Leah and I found a snake crossing the road last week on our way into town. It was stretched out across the centerline of the road. I passed, then turned around and came back. It was around three feet long.
Usually all they need is a little nudge to get them moving, but this one didn’t want to be nudged. He coiled and reared his head as I approached. When I got closer he began to lunge and strike. I was sure enough that it was not venomous that it didn’t worry me, but I still didn’t want his little snakey bites, so I got a collapsible umbrella out of the car to nudge him. No dice. Usually snakes just want to get away; this one just wanted me to get away.
While I was busy trying to move him, my uncle and aunt pulled up and stopped. Uncle Tommy said it was a chicken snake. After googling I found that it was a gray rat snake. Here it is at the side of the road, where it’s hard to see.
It’s actually a beautiful snake. The markings remind me of Southwestern design. I didn’t find anything online about the rat snake’s temperament, but “grouchy” seems appropriate.
Another person stopped. A young man jumped out of the car and ran up to the snake. He looked like he was going to stomp it. I told him not to kill it, but all he wanted to do was hold it down while he grabbed it and tossed it towards the edge of the road. I’m not afraid of snakes, but for some reason I just don’t like handling them. I can do it with gloves, but not barehanded. I know how to pick them up, I would just rather not.
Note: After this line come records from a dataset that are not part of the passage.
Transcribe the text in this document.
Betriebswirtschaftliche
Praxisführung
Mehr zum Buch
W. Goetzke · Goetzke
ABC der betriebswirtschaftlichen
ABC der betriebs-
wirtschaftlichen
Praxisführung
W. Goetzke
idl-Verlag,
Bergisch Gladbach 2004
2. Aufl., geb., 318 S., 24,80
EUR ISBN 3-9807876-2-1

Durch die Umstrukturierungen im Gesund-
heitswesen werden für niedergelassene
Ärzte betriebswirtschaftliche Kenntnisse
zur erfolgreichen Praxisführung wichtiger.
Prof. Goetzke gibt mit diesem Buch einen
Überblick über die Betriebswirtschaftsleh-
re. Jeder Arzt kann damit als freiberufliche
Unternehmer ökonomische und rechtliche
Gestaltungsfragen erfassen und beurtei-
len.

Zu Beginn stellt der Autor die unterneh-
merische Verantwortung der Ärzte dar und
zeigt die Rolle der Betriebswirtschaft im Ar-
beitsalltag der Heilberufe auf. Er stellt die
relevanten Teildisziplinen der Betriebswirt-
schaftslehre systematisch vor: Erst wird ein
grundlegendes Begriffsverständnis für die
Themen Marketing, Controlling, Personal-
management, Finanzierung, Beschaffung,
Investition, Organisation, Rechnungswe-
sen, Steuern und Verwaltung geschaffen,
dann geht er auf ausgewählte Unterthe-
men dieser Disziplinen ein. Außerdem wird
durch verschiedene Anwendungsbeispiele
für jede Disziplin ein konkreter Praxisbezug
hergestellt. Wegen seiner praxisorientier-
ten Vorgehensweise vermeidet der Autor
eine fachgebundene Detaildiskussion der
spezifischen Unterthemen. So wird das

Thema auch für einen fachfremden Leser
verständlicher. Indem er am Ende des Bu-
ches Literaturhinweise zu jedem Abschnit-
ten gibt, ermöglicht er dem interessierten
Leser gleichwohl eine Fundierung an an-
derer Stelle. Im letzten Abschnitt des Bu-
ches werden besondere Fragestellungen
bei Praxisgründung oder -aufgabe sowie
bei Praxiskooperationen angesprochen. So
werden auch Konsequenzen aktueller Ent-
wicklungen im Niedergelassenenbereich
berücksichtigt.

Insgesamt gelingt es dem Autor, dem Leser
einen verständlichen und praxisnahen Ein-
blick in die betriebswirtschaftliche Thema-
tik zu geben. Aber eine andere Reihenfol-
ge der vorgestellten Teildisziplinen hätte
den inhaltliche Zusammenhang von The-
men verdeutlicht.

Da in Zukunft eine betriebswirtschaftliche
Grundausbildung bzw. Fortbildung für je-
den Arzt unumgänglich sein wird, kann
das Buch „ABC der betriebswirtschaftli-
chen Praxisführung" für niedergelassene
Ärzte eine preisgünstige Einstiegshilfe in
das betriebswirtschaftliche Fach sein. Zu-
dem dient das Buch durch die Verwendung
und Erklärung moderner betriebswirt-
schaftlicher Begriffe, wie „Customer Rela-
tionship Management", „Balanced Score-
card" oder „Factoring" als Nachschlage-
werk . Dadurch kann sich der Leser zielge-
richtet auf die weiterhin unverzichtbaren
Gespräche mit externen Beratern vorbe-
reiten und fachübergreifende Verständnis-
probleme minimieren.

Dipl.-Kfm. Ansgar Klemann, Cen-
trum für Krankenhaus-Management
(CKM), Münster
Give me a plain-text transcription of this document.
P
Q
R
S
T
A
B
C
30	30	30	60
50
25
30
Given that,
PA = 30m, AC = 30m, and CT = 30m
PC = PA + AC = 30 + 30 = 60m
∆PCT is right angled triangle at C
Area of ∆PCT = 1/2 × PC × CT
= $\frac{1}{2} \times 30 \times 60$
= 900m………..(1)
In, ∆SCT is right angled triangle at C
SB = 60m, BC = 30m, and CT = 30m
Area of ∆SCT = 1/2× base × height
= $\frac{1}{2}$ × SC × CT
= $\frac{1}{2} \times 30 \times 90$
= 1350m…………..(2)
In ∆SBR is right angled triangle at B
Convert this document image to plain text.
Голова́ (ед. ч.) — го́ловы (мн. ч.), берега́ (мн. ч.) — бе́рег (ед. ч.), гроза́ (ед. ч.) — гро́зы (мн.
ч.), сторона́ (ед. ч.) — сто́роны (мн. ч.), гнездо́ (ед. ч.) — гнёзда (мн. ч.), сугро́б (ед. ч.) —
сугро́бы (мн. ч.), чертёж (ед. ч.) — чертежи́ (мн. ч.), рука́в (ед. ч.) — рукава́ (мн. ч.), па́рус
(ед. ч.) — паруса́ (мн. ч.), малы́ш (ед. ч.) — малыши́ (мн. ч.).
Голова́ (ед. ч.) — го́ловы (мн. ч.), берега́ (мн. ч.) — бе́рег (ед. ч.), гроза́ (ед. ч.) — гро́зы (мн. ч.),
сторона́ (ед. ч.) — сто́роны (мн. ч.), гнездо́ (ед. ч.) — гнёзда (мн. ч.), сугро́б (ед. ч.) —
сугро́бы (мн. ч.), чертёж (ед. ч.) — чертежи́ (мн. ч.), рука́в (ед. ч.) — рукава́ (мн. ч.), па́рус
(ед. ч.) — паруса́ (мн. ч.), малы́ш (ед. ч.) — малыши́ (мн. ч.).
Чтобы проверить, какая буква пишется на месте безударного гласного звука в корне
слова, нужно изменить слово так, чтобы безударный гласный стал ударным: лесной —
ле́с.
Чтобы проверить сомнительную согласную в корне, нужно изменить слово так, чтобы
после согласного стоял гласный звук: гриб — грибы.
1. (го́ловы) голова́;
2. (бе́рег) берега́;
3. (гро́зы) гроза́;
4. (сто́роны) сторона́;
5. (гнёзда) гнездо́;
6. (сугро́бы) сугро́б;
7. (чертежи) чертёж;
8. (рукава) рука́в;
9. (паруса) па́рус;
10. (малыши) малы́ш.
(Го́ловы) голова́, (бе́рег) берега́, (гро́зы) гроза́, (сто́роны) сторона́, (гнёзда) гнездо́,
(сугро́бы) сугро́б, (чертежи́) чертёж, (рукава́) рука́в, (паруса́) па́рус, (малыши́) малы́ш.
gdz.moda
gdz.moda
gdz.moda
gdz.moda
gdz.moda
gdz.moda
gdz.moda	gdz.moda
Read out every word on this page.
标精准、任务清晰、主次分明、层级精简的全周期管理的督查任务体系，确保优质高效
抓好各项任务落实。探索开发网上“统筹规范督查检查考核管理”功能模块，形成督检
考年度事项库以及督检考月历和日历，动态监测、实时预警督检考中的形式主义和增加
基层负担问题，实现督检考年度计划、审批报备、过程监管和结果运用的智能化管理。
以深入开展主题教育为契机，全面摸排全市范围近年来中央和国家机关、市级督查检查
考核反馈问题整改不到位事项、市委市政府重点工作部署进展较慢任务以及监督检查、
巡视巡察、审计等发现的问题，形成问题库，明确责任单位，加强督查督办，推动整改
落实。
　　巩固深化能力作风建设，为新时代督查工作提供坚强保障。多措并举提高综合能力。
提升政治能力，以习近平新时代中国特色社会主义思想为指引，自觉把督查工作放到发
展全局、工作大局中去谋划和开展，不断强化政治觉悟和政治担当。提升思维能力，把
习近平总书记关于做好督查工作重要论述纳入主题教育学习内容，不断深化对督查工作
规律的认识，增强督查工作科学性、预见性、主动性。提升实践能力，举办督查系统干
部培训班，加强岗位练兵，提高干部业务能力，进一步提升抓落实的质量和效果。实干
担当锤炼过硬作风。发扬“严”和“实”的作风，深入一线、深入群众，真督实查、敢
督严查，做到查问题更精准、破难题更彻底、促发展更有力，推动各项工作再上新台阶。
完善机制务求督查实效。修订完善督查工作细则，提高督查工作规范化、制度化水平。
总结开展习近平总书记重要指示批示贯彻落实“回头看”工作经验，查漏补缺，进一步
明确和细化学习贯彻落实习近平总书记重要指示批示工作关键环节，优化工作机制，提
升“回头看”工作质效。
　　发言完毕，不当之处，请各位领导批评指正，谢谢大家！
A few days later as I took the dogs out just before dark, we found another snake on the driveway. It was too dark for me to tell what it was, but when it started striking at Zeke when Zeke was still about five feet away, I figured it was a gray rat snake. Zeke barked. I told him not to bother, but he felt it was his duty. The snake eventually slithered off into the tall grass at the side of the drive.
That tall grass is just a little bit worrisome now. According to the Atlanta Journal-Constitution, the Georgia Poison Control Center says that snake bites are up 40 percent over last year, mainly because of a mild winter (what winter?). Copperheads seem to be the worst culprits. I’m not a herpetologist, but I knew the rat snake was not a copperhead. The rat snake’s head is small relative to its body. The copperhead’s head is larger, like an arrowhead.
The tall grass at the side of our drive is the result of seeds that were in the wheat straw I put all over the yard last year. I imagine it provides an ideal environment for snakes. I have been avoiding getting into that grass mainly because of ticks, but now I need to worry about snakes as well.
It was almost a relief on Wednesday to see this little green snake on the dogs’ morning walk.
This snake acted like he was supposed to. I nudged his tail and he slowly edged his way off the road.